Eight months into a global pandemic, we’ve learned a lot about the virus and how to respond, but a lot of questions remain unanswered. With schools and universities reopening and more employees going back into the office, effective testing for COVID-19 is more important than ever. In fact, we already have the technology for widespread, at-home testing. Why is it not more available?

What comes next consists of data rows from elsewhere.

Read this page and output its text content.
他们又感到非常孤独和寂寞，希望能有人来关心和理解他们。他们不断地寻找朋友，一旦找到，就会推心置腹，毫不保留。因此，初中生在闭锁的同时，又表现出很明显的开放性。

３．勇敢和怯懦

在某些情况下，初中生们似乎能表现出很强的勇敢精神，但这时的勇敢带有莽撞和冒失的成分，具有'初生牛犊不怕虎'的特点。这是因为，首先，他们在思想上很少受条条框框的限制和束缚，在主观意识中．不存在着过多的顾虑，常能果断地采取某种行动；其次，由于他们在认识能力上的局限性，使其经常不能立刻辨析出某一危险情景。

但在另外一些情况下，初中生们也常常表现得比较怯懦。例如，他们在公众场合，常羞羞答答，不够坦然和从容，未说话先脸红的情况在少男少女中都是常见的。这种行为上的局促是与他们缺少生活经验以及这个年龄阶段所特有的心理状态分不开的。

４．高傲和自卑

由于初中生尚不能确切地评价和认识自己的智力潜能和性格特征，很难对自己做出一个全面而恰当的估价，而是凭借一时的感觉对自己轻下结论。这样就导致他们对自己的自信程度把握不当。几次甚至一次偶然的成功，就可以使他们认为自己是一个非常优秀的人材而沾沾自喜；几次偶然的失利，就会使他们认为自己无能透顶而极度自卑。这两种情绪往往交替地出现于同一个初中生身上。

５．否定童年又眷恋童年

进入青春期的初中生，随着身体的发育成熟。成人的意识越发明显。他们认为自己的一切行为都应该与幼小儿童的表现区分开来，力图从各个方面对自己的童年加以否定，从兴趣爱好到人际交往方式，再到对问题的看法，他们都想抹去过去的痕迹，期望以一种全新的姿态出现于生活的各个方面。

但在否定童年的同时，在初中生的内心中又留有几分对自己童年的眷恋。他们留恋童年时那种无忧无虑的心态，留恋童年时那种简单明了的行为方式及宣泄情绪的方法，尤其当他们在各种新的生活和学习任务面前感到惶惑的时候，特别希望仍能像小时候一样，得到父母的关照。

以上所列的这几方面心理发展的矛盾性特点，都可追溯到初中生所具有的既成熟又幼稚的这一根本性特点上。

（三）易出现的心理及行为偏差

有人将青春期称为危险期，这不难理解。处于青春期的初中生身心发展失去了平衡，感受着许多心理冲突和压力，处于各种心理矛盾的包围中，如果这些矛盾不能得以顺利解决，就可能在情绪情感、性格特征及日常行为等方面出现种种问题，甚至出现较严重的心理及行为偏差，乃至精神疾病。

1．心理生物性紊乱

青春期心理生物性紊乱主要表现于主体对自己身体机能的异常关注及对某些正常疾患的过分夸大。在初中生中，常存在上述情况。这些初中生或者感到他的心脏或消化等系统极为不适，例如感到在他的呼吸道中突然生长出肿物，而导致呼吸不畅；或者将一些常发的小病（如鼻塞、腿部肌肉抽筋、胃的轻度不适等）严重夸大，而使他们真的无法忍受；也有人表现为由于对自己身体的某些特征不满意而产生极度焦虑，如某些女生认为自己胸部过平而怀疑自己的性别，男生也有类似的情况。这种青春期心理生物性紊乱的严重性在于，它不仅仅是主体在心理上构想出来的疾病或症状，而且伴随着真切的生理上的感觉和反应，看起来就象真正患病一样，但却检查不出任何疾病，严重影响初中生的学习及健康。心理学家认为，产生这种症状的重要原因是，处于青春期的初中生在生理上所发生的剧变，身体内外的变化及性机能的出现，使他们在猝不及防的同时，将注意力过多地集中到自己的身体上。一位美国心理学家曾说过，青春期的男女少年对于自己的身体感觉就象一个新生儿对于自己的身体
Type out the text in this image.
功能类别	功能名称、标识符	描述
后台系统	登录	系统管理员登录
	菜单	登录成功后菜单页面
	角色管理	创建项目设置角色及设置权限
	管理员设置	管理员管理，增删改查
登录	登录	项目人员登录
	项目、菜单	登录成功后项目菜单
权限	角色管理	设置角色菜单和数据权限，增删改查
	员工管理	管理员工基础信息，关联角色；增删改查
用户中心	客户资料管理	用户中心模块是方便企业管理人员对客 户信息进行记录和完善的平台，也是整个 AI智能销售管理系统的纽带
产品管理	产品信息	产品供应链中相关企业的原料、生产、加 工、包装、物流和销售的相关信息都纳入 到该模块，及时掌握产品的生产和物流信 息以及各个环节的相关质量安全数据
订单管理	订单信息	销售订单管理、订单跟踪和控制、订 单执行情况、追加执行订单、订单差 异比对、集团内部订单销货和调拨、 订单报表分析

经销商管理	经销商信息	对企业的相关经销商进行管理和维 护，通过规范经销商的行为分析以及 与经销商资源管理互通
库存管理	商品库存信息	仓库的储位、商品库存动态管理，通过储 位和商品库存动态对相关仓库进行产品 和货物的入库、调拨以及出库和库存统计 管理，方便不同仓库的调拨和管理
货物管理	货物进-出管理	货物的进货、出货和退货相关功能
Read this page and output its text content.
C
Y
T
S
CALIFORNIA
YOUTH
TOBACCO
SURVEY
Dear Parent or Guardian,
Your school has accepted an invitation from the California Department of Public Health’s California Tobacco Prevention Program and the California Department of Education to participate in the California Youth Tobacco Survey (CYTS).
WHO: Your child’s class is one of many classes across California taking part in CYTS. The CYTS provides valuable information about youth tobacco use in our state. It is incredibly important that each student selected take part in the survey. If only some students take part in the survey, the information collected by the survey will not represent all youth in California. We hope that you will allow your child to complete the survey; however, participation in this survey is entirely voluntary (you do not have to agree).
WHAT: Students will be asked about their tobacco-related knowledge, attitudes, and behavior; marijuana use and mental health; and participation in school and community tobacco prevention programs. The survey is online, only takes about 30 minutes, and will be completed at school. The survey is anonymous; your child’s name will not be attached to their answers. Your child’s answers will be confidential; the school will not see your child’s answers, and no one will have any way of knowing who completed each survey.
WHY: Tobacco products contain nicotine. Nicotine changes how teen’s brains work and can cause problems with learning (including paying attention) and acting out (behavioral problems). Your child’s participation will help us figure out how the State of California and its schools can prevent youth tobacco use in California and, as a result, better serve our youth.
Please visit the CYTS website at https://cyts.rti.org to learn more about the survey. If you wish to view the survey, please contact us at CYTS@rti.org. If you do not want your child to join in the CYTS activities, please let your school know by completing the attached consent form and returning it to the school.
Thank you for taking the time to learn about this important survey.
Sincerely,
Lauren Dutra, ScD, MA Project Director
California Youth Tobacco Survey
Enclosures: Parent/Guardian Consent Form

First, we need to look at what’s gotten us to this point. We constantly require more testing, but a lack of effective technology severely limited availability in the early months of COVID-19. Combine that with a shortage of consumables like nasal swabs and chemical reagents and a limit in lab capacity, and we are looking at average test result times of two to three days at best, up to a week or more at worst. Most Americans have resigned themselves to accepting that this is the new normal, but we don’t have to settle for these numbers when alternative options exist. More on that in a minute.


The Food and Drug Administration (FDA) has granted emergency use authorizations (EUAs) for COVID-19 testing in three categories:


· Polymerase Chain Reaction (PCR) tests that look for viral RNA.


· Serum antibody tests that check your blood to determine if you were previously exposed to the virus and have since recovered. I took a test like this when I donated blood and found out that I have the COVID-19 antibodies.


· Antigen tests that detect viral proteins specific to the virus.


The FDA granted the first PCR EUA on Feb. 4 and the first serum test on April 1; however, they didn’t even release guidance on antigen testing until mid-May and waited until July 29 to release guidance for at-home antigen testing. Only two antigen tests have received EUAs by meeting the FDA’s strict 80% sensitivity rating, and both are subject to the same bottleneck of needing to be performed in a lab versus at home. The PCR-RNA tests are more sensitive in detecting trace amounts of the virus, but this can cause confusion as to what stage of the life cycle of the virus a patient is experiencing.


You may be asking, if these antigen tests have a lower sensitivity rating, why should we use them at all? Let’s use the example of an employee going to work. On Monday, he receives a negative test before work, spends the day at his desk, and contracts COVID-19 later that evening. On Tuesday or Wednesday, then, he would take more tests, realize he had the virus, and subsequently self-quarantine to prevent infecting others. The goal here is to provide enough tests that the employee could take one every day before work. When his viral antigen levels become high enough to make him infectious, the antigen test will be positive.


Contrast this with other forms of testing, in which the employee may never feel ill or display symptoms, so the likelihood of him going to get tested is very low. If he does go to a traditional facility to be tested once, he could still contract the virus later that week without ever knowing it. These infrequent tests make the chance of people unknowingly transmitting COVID-19 far more likely. Even if this employee never has the virus, waiting days to receive test results back from a lab may lead to him having to self-quarantine unnecessarily. The way we currently perform testing, millions of Americans can be asymptomatic carriers and never know.


Paper antigen strips should be the preferred method of COVID-19 testing. They’re cheap, accessible and, most importantly, fast. The technology works by testing for fragments of viral proteins in an individual’s nasal cavity or saliva, but can be administered in a non-laboratory setting (think a home, school, workplace) and display a positive or negative result within 10 to 15 minutes, much like a pregnancy test. This would enable us to identify who is infectious, as the antigen test is accurate when the viral load is high enough for a person to be contagious. The possibility of widespread rapid testing can bring our schools, workplaces and nation back up to speed without endangering millions of high-risk individuals.


This is not some pie-in-the-sky idea; these are real solutions that exist right now and should be a central part of our ongoing COVID-19 response. I sent a letter to FDA Commissioner Dr. Stephen Hahn urging him to revise guidance for non-laboratory rapid antigen tests, which would allow more paper antigen tests to receive EUAs. In the interest of public health, time is of the essence and revised guidance would jumpstart production and enable Congress to take funding action to get these tests into people’s homes for daily use.


America has shown incredible resilience in the face of COVID-19. Many of you have stayed home to care for children and limit contact with friends and many of you have continued going to work to care for the sick and keep our food supply chain up and running. In just a few months, we went from knowing next to nothing about the virus to performing more than 70 million tests in the U.S. Yet we are far from finished, and if we want to move the country into the next phase of recovery, we require creative solutions. The evidence is clear: antigen testing works, and therefore must be part of this solution.


Bruce Westerman represents the 4th District of Arkansas.